Zoals we hebben gezien, vertonen de organen en metabole systemen van de kleintjes enkele aanzienlijke verschillen in vergelijking met die van volwassenen. Hoewel nog onvolledig, heeft onderzoek naar anaerobe en aerobe metabolisme aangetoond dat deze twee systemen geen twee afzonderlijke entiteiten zijn, maar eerder twee metabole systemen die vaak met elkaar interageren, niet alleen op volwassen leeftijd, maar ook tijdens de jaren voorafgaand aan de puberteit. Bovendien lijkt de wetenschappelijke realiteit te suggereren dat fysieke activiteit van het aërobe type het meest geschikt is voor de fysieke activiteit van kinderen in het pre-puberteit.

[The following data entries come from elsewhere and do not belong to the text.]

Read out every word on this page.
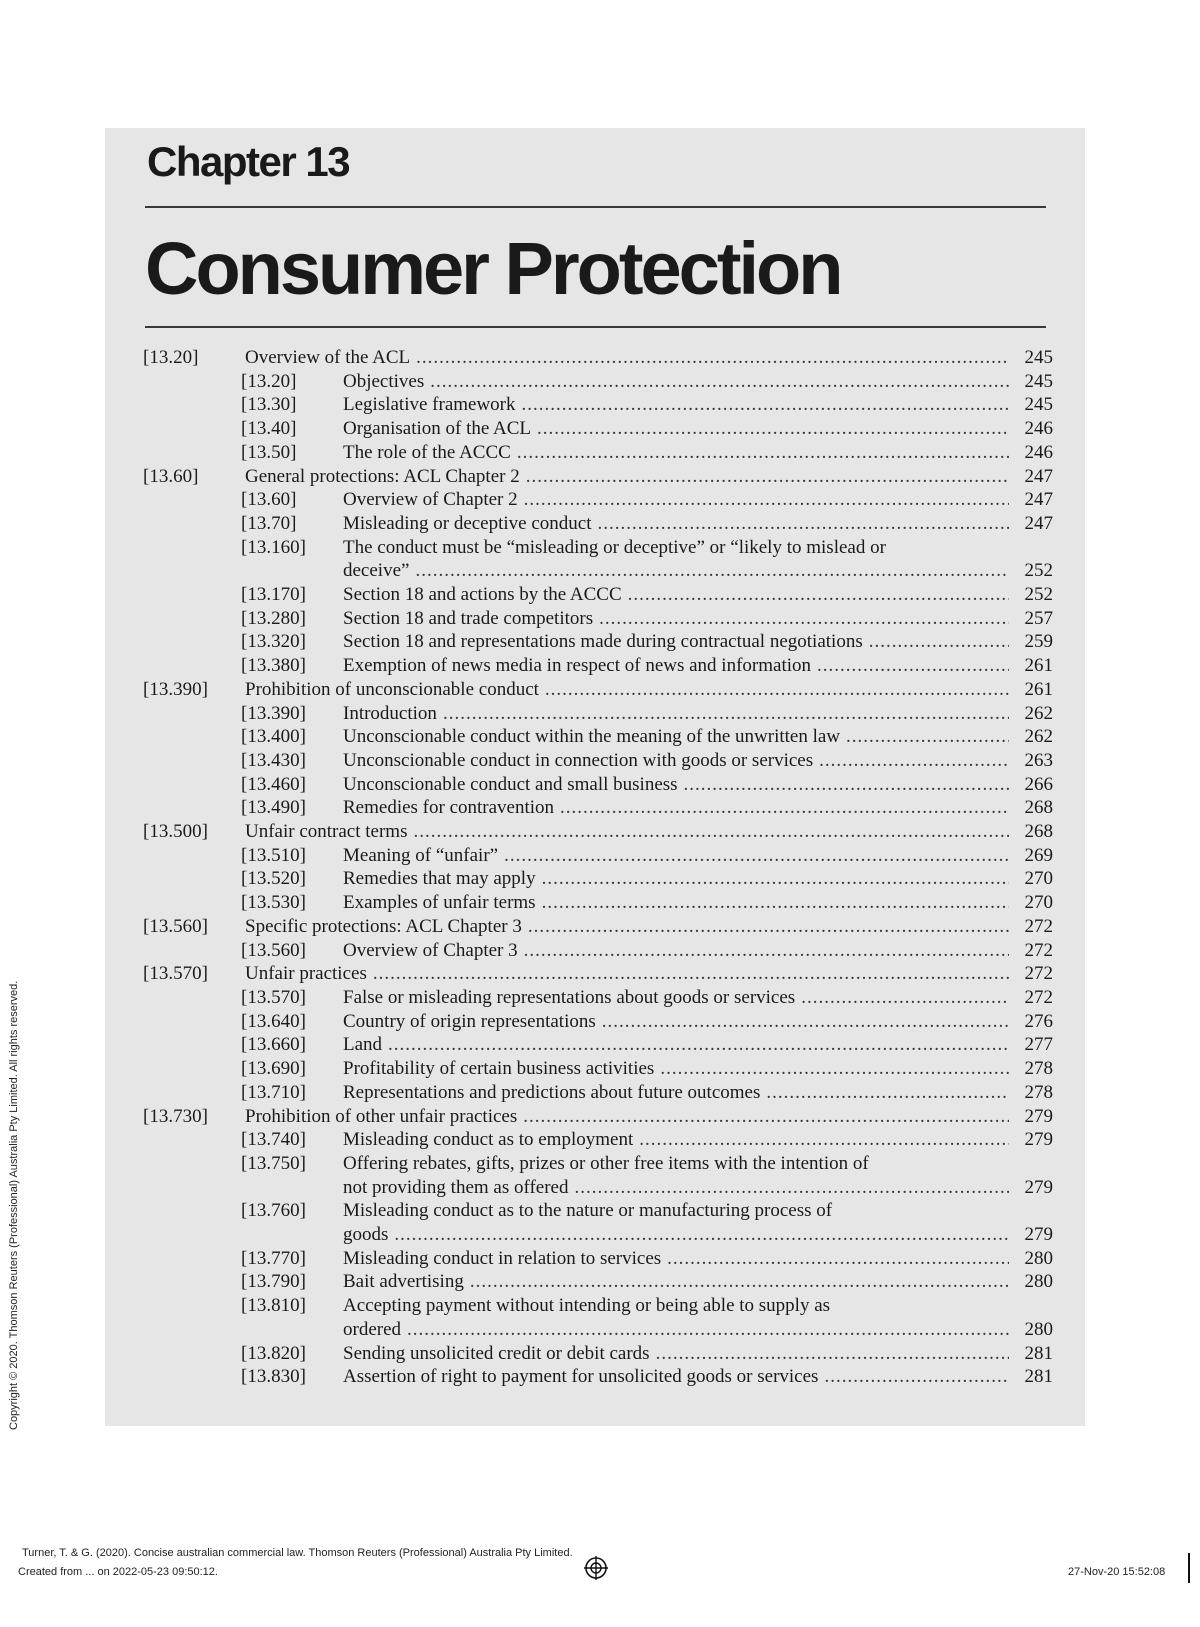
Chapter 13
Consumer Protection
[13.20] Overview of the ACL .....	245
[13.20] Objectives .....	245
[13.30] Legislative framework .....	245
[13.40] Organisation of the ACL .....	246
[13.50] The role of the ACCC .....	246
[13.60] General protections: ACL Chapter 2 .....	247
[13.60] Overview of Chapter 2 .....	247
[13.70] Misleading or deceptive conduct .....	247
[13.160] The conduct must be “misleading or deceptive” or “likely to mislead or
deceive” .....	252
[13.170] Section 18 and actions by the ACCC .....	252
[13.280] Section 18 and trade competitors .....	257
[13.320] Section 18 and representations made during contractual negotiations .....	259
[13.380] Exemption of news media in respect of news and information .....	261
[13.390] Prohibition of unconscionable conduct .....	261
[13.390] Introduction .....	262
[13.400] Unconscionable conduct within the meaning of the unwritten law .....	262
[13.430] Unconscionable conduct in connection with goods or services .....	263
[13.460] Unconscionable conduct and small business .....	266
[13.490] Remedies for contravention .....	268
[13.500] Unfair contract terms .....	268
[13.510] Meaning of “unfair” .....	269
[13.520] Remedies that may apply .....	270
[13.530] Examples of unfair terms .....	270
[13.560] Specific protections: ACL Chapter 3 .....	272
[13.560] Overview of Chapter 3 .....	272
[13.570] Unfair practices .....	272
[13.570] False or misleading representations about goods or services .....	272
[13.640] Country of origin representations .....	276
[13.660] Land .....	277
[13.690] Profitability of certain business activities .....	278
[13.710] Representations and predictions about future outcomes .....	278
[13.730] Prohibition of other unfair practices .....	279
[13.740] Misleading conduct as to employment .....	279
[13.750] Offering rebates, gifts, prizes or other free items with the intention of
not providing them as offered .....	279
[13.760] Misleading conduct as to the nature or manufacturing process of
goods .....	279
[13.770] Misleading conduct in relation to services .....	280
[13.790] Bait advertising .....	280
[13.810] Accepting payment without intending or being able to supply as
ordered .....	280
[13.820] Sending unsolicited credit or debit cards .....	281
[13.830] Assertion of right to payment for unsolicited goods or services .....	281
Copyright © 2020. Thomson Reuters (Professional) Australia Pty Limited. All rights reserved.
Turner, T. & G. (2020). Concise australian commercial law. Thomson Reuters (Professional) Australia Pty Limited.
Created from ... on 2022-05-23 09:50:12.	27-Nov-20 15:52:08
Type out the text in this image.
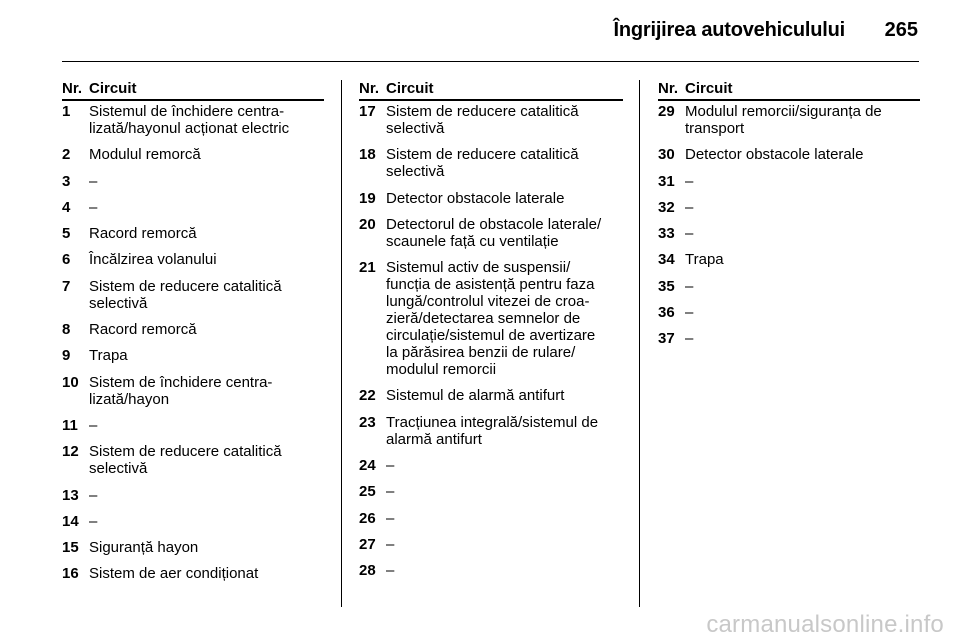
Îngrijirea autovehiculului 265
Nr. Circuit
1	Sistemul de închidere centra-
lizată/hayonul acționat electric
2	Modulul remorcă
3	–
4	–
5	Racord remorcă
6	Încălzirea volanului
7	Sistem de reducere catalitică
selectivă
8	Racord remorcă
9	Trapa
10 Sistem de închidere centra-
lizată/hayon
11 –
12 Sistem de reducere catalitică
selectivă
13 –
14 –
15 Siguranță hayon
16 Sistem de aer condiționat
Nr. Circuit
17 Sistem de reducere catalitică
selectivă
18 Sistem de reducere catalitică
selectivă
19 Detector obstacole laterale
20 Detectorul de obstacole laterale/
scaunele față cu ventilație
21 Sistemul activ de suspensii/
funcția de asistență pentru faza
lungă/controlul vitezei de croa-
zieră/detectarea semnelor de
circulație/sistemul de avertizare
la părăsirea benzii de rulare/
modulul remorcii
22 Sistemul de alarmă antifurt
23 Tracțiunea integrală/sistemul de
alarmă antifurt
24 –
25 –
26 –
27 –
28 –
Nr. Circuit
29 Modulul remorcii/siguranța de
transport
30 Detector obstacole laterale
31 –
32 –
33 –
34 Trapa
35 –
36 –
37 –
carmanualsonline.info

Er zijn geen specifieke oefeningen om te rapporteren, eerder is het essentieel om oefeningen en spelletjes voor te stellen die, naast het leren, de juiste energiesubstraten stimuleren, waarbij altijd rekening wordt gehouden met de anatomisch-fysiologische eigenaardigheden van kinderen. Zodra de technicus zich van deze kenmerken bewust is geworden, zal hij een rijke en kwalitatieve motorbasis moeten bieden, die technisch technisch leren en de meest uiteenlopende (in de vorm van multidisciplinariteit) zo veel mogelijk bevordert om een ​​optimale structurering van de motorische regelingen te stimuleren.

Het is daarom nutteloos om te zoeken naar vroegrijpe specialisaties in de kinderleeftijd, vooral wanneer het wetenschappelijke bewijs ons vertelt dat tot 12-13 jaar de mogelijkheden om intense activiteiten en complexe motorische bewegingen te beheersen, absoluut beperkt zijn.